Today’s Gospel is about Jesus’s first disciples. Two of John the Baptist’s disciples followed Jesus after they heard John declare Him to be the “Lamb of God.” Jesus turned to them and asked, “What are you looking for?” (John 1: 36-38). They were looking for the Messiah, and they succeeded: “We have found the Messiah” (John 1:41). But why were they looking for Him? When you take out all the steps in the middle, they were really looking for happiness. The disciples were onto something before they had ever met Jesus: happiness can be found in God alone. They were looking for happiness, and they found it in Christ.

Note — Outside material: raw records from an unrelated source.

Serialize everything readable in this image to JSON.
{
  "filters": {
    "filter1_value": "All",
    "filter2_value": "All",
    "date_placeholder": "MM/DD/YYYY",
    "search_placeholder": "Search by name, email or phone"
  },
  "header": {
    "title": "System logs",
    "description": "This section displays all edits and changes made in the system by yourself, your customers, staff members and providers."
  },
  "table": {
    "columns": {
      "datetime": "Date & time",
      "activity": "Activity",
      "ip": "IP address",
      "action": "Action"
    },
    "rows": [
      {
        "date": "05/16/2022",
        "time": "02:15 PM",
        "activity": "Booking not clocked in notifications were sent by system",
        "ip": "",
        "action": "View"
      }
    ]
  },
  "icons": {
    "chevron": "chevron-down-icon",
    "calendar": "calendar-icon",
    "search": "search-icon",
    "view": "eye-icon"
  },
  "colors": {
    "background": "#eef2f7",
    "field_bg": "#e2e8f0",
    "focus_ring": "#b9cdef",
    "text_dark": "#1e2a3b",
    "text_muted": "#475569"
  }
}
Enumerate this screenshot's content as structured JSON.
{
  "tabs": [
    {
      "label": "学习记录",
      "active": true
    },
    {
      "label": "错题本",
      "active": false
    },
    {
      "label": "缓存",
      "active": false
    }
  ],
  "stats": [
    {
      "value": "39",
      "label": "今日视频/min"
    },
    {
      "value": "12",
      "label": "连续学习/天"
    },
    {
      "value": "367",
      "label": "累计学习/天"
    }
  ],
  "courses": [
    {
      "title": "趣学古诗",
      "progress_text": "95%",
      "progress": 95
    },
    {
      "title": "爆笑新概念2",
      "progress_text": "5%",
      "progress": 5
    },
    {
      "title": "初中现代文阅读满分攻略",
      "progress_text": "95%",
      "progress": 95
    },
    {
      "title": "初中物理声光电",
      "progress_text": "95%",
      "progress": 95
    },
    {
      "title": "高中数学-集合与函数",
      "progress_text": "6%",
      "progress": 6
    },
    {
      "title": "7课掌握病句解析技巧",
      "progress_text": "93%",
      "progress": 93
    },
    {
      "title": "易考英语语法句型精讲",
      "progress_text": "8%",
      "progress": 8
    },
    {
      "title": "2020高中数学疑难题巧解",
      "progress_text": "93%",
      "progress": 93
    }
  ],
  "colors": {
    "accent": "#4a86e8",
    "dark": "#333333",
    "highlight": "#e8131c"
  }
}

St. Thomas Aquinas wrote, “God alone can satisfy the will of man, according to the words of the Psalms (102:5): ‘Who alone satisfies your desire with good things.’ Therefore, God alone constitutes man’s happiness” (Summa Theologica II. q.1. a8). We can ask ourselves if we are searching for happiness in the wrong places: in money, power, esteem of others, and so on. If our quest for happiness is in a created thing, then we will never be satisfied. Our true happiness lies in Christ alone.
Discipleship—following Christ—is the path to lasting happiness. Our first reading from Samuel and the Psalm give us a hint at how we should follow Christ: by listening to the voice of God and then responding, “Here I am. You called me. I come to do your will” (1 Samuel 3:5 and Psalm 40:9).
Dear Jesus, help me to follow You and do Your will. Help me to seek my happiness and place my trust in You alone.